The official documentations lacks of a lots of details tho. Is there another one with more details?

I now will post some logs to be more clear:

(Pane0 (up left) will show /var/log/one/$VM_ID.log, while Pane1 (up right) will show /var/log/one/monitord.log and Pane2 (down) will show /var/log/one/onehem.log):

This log show the tests when the VM is stuck at the UNKOWN state

(Pane0 (up left) will show /var/log/one/$VM_ID.log, while Pane1 (up right) will show /var/log/one/monitord.log and Pane2 (down) will show /var/log/one/onehem.log):

This log show the tests when the migration is successfully

And this is the only error that oned.log shows that is (I guess) related to the migration tasks:

I’m not really sure if this error is related to the VM’s HA


So, I would like to achieve a 100% success when a node is shutdown (in my tests) or disconnected (it may happen… I mean, that’s what VM’s HA are for, isn’t?) if the node is hosting a VM OpenNebula do a Live migrate of the VM to a live node.

  • What am I doing wrong?
  • What can I do better?
  • Any extra info needed?

Hey guys… Any chances I could get any help???

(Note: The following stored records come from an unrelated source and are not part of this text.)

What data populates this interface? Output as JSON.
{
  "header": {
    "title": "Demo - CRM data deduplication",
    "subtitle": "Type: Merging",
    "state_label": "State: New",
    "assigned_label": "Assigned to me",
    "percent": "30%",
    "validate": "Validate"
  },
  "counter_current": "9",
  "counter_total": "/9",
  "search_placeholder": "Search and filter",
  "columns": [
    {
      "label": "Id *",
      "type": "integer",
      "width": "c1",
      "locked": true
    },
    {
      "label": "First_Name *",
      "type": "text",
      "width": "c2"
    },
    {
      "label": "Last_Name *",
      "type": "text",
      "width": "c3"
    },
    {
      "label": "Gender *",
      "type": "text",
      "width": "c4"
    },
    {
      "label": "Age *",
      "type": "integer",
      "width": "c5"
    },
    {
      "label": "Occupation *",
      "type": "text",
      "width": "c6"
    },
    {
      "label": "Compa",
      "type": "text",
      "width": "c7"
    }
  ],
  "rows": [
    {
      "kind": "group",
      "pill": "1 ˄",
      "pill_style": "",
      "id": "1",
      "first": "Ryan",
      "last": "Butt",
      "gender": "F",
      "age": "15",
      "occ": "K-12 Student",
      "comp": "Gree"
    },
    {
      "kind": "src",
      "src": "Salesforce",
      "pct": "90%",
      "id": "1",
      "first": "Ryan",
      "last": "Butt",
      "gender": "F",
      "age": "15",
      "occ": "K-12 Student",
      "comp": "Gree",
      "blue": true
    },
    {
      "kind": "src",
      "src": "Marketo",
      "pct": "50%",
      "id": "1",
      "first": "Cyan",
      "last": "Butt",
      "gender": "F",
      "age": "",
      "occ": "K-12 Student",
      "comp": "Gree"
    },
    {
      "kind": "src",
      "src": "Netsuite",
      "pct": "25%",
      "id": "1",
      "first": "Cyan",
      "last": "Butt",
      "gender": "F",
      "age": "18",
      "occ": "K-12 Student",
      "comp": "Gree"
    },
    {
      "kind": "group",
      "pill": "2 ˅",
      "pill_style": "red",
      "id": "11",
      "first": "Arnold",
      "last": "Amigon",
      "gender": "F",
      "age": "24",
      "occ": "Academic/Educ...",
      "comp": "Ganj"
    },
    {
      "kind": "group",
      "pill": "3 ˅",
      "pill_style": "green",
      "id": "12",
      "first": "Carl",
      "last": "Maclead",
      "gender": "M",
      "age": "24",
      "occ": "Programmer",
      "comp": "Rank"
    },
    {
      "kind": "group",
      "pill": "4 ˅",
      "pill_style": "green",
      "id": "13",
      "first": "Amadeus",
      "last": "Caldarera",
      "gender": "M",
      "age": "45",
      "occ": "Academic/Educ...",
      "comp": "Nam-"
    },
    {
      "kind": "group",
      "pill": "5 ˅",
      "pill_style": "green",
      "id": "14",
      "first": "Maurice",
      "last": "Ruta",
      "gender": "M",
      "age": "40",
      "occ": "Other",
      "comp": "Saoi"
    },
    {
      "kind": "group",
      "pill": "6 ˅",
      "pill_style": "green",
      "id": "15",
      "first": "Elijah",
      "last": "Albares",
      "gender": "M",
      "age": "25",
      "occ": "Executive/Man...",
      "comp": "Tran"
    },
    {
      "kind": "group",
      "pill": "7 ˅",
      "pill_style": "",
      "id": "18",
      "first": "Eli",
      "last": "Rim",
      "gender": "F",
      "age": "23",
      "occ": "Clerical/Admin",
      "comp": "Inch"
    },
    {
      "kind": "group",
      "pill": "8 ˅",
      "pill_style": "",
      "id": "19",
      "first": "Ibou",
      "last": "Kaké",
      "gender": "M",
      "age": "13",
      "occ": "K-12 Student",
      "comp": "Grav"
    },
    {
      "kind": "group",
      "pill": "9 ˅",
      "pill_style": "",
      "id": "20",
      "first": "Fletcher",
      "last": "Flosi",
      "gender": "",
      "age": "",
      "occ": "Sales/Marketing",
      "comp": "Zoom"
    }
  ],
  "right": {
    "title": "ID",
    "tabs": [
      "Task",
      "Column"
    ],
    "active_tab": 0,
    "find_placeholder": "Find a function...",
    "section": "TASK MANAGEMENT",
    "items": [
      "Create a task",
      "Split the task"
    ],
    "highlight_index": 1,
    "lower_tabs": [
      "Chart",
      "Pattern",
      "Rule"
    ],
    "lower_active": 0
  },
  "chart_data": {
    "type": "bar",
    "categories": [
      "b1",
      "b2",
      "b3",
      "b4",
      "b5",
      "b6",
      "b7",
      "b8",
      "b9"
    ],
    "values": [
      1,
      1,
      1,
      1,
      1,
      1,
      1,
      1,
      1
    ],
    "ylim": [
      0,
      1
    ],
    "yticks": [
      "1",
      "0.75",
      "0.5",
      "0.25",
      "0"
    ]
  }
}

So it seems that the test that are failing for you are functionally similar from others that works; just node is different. You can access the execution details of the hooks (maybe the hook execute successfully but some operation was not completed) onehook show will show you the executions and -e the details of an specific execution. You can also add some debug info to the hook if there is no relevant info the hook output.